A partnership that has always been based on sustainability
Gefion Profiler established its business in 1993, and aluminium and renewable energy company Hydro has been one of its main suppliers ever since. The two companies have been doing sustainability before it became a business buzz word, and they are now bringing that buzz to a higher level.
Gefion Profiler is Denmark’s leading supplier of floor profiles for flooring stores and floor installers, providing both standard products and specially designed profiles from its location in Silkeborg, a fast-growing city of around 50,000 residents.
It is not a big company – they have around a dozen employees – but Gefion is a successful one. The most recent years have been among their most profitable.
Transition strips made from locally produced aluminium profiles
More than 80 percent of the aluminium profiles that Gefion purchases every year are produced two hours down the road in Tønder, where Hydro has its extrusion plant. This closeness is critical for small companies, especially when supply reliability is a key factor, as it is here.
Gefion uses the aluminium in floor transition strips. These strips are utilized where two floors meet, where transitions and gaps need bridging. That said, making these strips attractive and able to achieve an elegant transition between different floors is part of the challenge, according to owners Heidi and Torben Hansen.

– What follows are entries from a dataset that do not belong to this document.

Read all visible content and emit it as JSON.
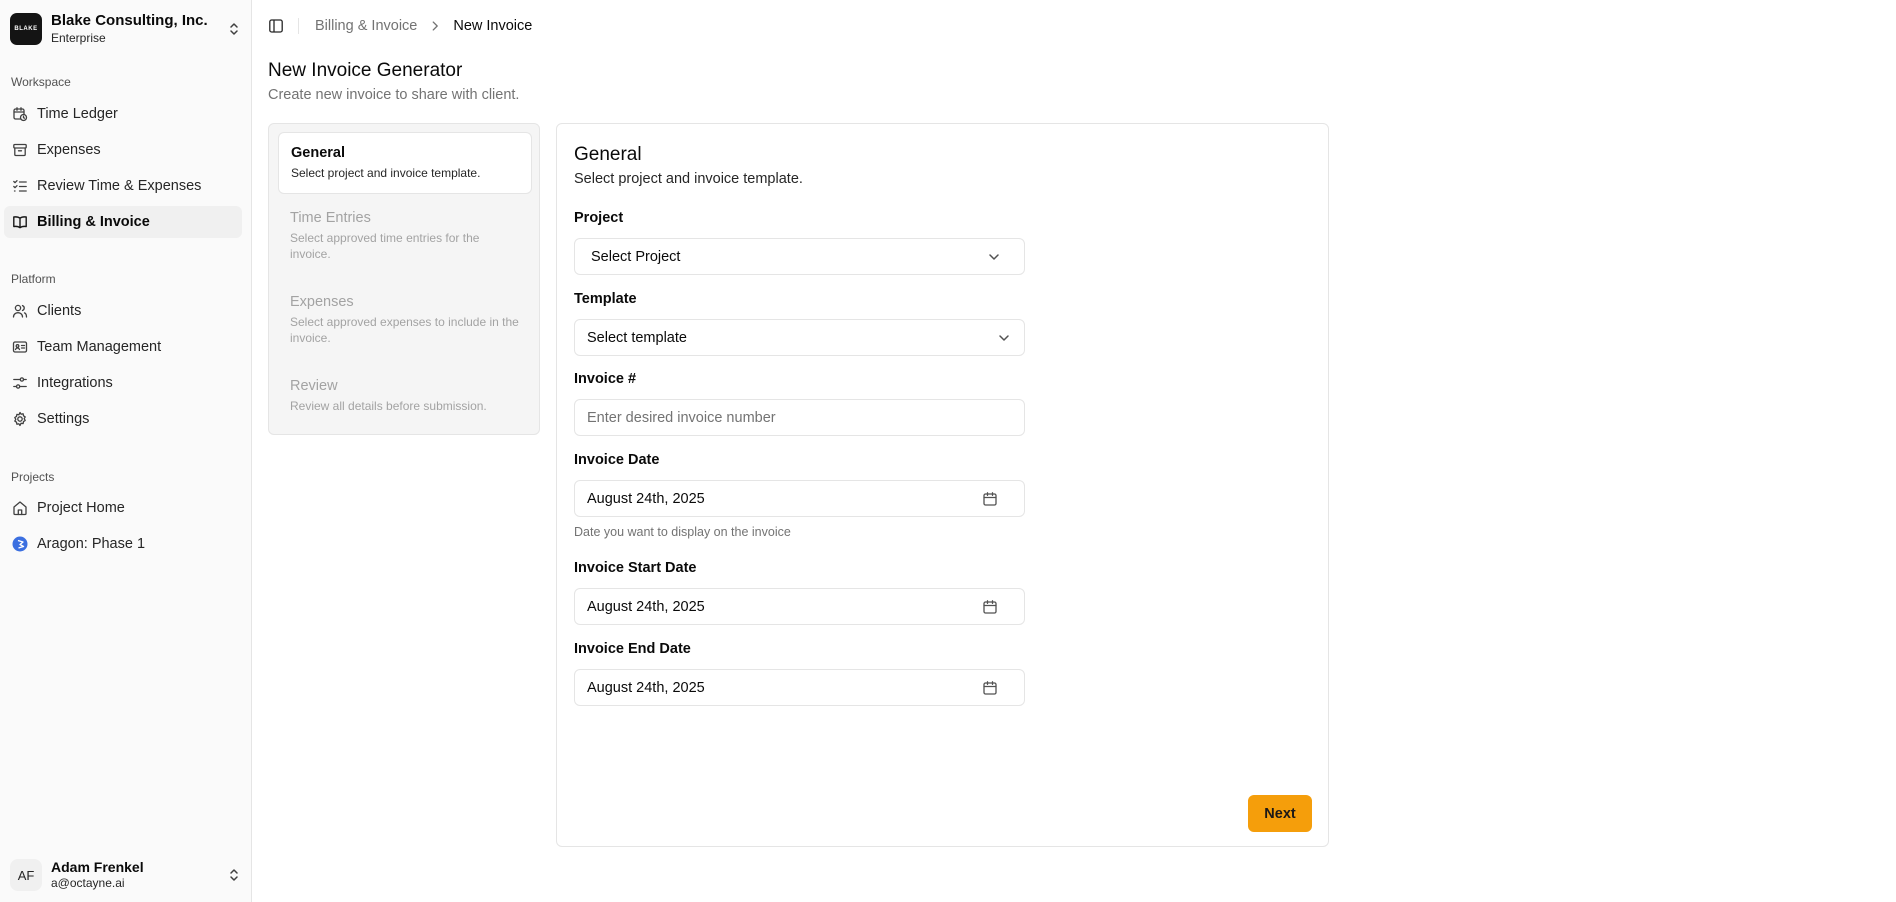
{
  "org": {
    "logo_text": "BLAKE",
    "name": "Blake Consulting, Inc.",
    "plan": "Enterprise"
  },
  "sidebar": {
    "workspace_label": "Workspace",
    "workspace_items": [
      {
        "label": "Time Ledger",
        "icon": "calendar-clock-icon"
      },
      {
        "label": "Expenses",
        "icon": "archive-icon"
      },
      {
        "label": "Review Time & Expenses",
        "icon": "list-check-icon"
      },
      {
        "label": "Billing & Invoice",
        "icon": "book-open-icon",
        "active": true
      }
    ],
    "platform_label": "Platform",
    "platform_items": [
      {
        "label": "Clients",
        "icon": "users-icon"
      },
      {
        "label": "Team Management",
        "icon": "id-card-icon"
      },
      {
        "label": "Integrations",
        "icon": "sliders-icon"
      },
      {
        "label": "Settings",
        "icon": "gear-icon"
      }
    ],
    "projects_label": "Projects",
    "project_items": [
      {
        "label": "Project Home",
        "icon": "home-icon"
      },
      {
        "label": "Aragon: Phase 1",
        "icon": "project-logo-icon"
      }
    ]
  },
  "user": {
    "initials": "AF",
    "name": "Adam Frenkel",
    "email": "a@octayne.ai"
  },
  "breadcrumb": {
    "parent": "Billing & Invoice",
    "current": "New Invoice"
  },
  "header": {
    "title": "New Invoice Generator",
    "subtitle": "Create new invoice to share with client."
  },
  "steps": [
    {
      "title": "General",
      "desc": "Select project and invoice template.",
      "active": true
    },
    {
      "title": "Time Entries",
      "desc": "Select approved time entries for the invoice."
    },
    {
      "title": "Expenses",
      "desc": "Select approved expenses to include in the invoice."
    },
    {
      "title": "Review",
      "desc": "Review all details before submission."
    }
  ],
  "form": {
    "title": "General",
    "subtitle": "Select project and invoice template.",
    "project_label": "Project",
    "project_value": "Select Project",
    "template_label": "Template",
    "template_value": "Select template",
    "invoice_number_label": "Invoice #",
    "invoice_number_placeholder": "Enter desired invoice number",
    "invoice_date_label": "Invoice Date",
    "invoice_date_value": "August 24th, 2025",
    "invoice_date_help": "Date you want to display on the invoice",
    "start_date_label": "Invoice Start Date",
    "start_date_value": "August 24th, 2025",
    "end_date_label": "Invoice End Date",
    "end_date_value": "August 24th, 2025",
    "next_label": "Next"
  },
  "colors": {
    "accent": "#f59e0b",
    "project_logo": "#3b6fe0"
  }
}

“Hydro Extrusion Denmark’s expertise with aluminium has helped to develop our range of profiles from single angles to composite profile systems,” says Heidi Hansen. “With Hydro in Tønder as a supplier, we get the best quality, quick delivery and knowledge of the Scandinavian market.”

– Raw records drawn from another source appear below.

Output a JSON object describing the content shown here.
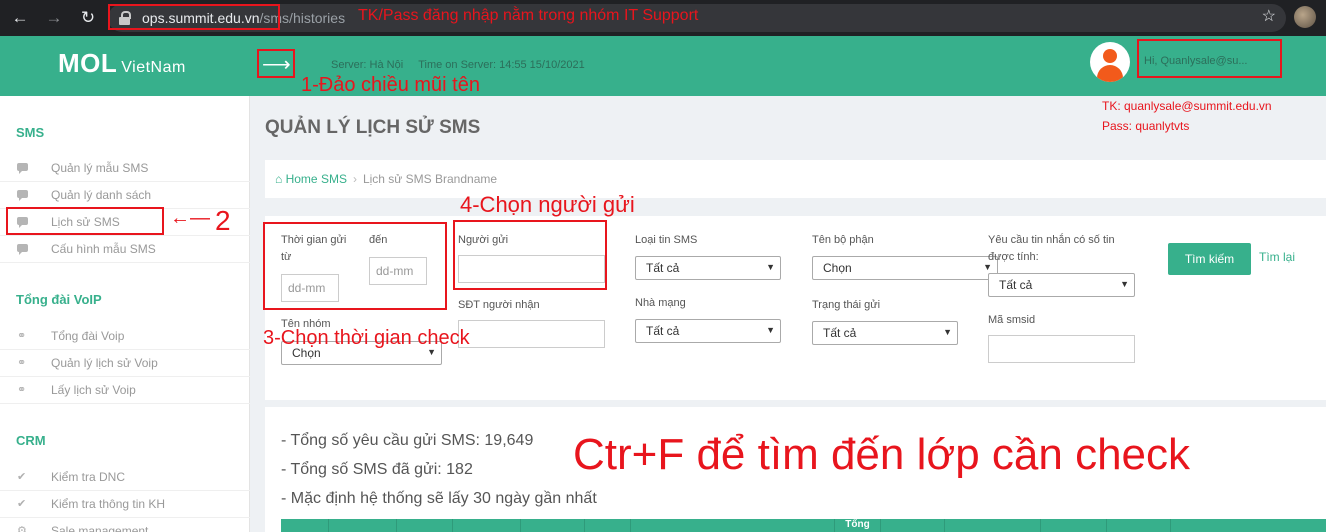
{
  "browser": {
    "url_host": "ops.summit.edu.vn",
    "url_path": "/sms/histories"
  },
  "header": {
    "logo_main": "MOL",
    "logo_sub": "VietNam",
    "server": "Server: Hà Nội",
    "time": "Time on Server: 14:55 15/10/2021",
    "greeting": "Hi, Quanlysale@su..."
  },
  "sidebar": {
    "sections": [
      {
        "title": "SMS",
        "items": [
          "Quản lý mẫu SMS",
          "Quản lý danh sách",
          "Lịch sử SMS",
          "Cấu hình mẫu SMS"
        ]
      },
      {
        "title": "Tổng đài VoIP",
        "items": [
          "Tổng đài Voip",
          "Quản lý lịch sử Voip",
          "Lấy lịch sử Voip"
        ]
      },
      {
        "title": "CRM",
        "items": [
          "Kiểm tra DNC",
          "Kiểm tra thông tin KH",
          "Sale management"
        ]
      }
    ]
  },
  "main": {
    "title": "QUẢN LÝ LỊCH SỬ SMS",
    "breadcrumb_home": "Home SMS",
    "breadcrumb_current": "Lịch sử SMS Brandname"
  },
  "filters": {
    "time_from_label": "Thời gian gửi từ",
    "time_to_label": "đến",
    "date_placeholder": "dd-mm",
    "sender_label": "Người gửi",
    "receiver_label": "SĐT người nhận",
    "group_label": "Tên nhóm",
    "group_value": "Chọn",
    "sms_type_label": "Loại tin SMS",
    "sms_type_value": "Tất cả",
    "carrier_label": "Nhà mạng",
    "carrier_value": "Tất cả",
    "department_label": "Tên bộ phận",
    "department_value": "Chọn",
    "status_label": "Trạng thái gửi",
    "status_value": "Tất cả",
    "chargeable_label": "Yêu cầu tin nhắn có số tin được tính:",
    "chargeable_value": "Tất cả",
    "smsid_label": "Mã smsid",
    "search_button": "Tìm kiếm",
    "reset_link": "Tìm lại"
  },
  "stats": {
    "total_requests": "- Tổng số yêu cầu gửi SMS: 19,649",
    "total_sent": "- Tổng số SMS đã gửi: 182",
    "default_note": "- Mặc định hệ thống sẽ lấy 30 ngày gần nhất"
  },
  "table": {
    "partial_header": "Tổng"
  },
  "annotations": {
    "login_note": "TK/Pass đăng nhập nằm trong nhóm IT Support",
    "step1": "1-Đảo chiều mũi tên",
    "step2": "2",
    "step3": "3-Chọn thời gian check",
    "step4": "4-Chọn người gửi",
    "credential_user": "TK: quanlysale@summit.edu.vn",
    "credential_pass": "Pass: quanlytvts",
    "ctrl_f": "Ctr+F để tìm đến lớp cần check"
  },
  "colors": {
    "brand": "#37b08c",
    "annotation": "#e8151d"
  }
}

Gefion deserves credit as well, says senior key account manager Per Amdi Christensen of Hydro, for “constantly developing new products for their business, with great focus on sustainable production, and on low-emission materials.”
Finding the most sustainable solutions
The Hansens began putting together climate reports for their company in 2021. At the time, they calculated that 91% of their greenhouse gas emissions were so-called Scope 3 emissions – emissions from the value chain that are related to suppliers and to the use and disposal of their products.
Since then, Torben Hansen says that Gefion has worked toward purchasing more materials that are produced with green energy. For example, Hydro’s low-carbon aluminium, Hydro REDUXA, that has a guaranteed maximum footprint of 4 kgs of CO2e per kg aluminium, which is a quarter of the global average.
The “new” in the customer-supplier relationship is that, in 2024, Gefion began buying this low-carbon aluminium from Hydro for their flooring transition strips.
“By switching to low-carbon aluminium, the CO2 emissions from our profiles are reduced by 30 percent without compromising on quality. It is great to work with a company that is a leader in the green transition,” Torben says.
Hydro produces its low-carbon aluminium with renewable energy sources in a fully traceable process with a footprint verified in accordance with ISO 14064 by DNV, covering all carbon emissions from bauxite mining and alumina refining to aluminium production.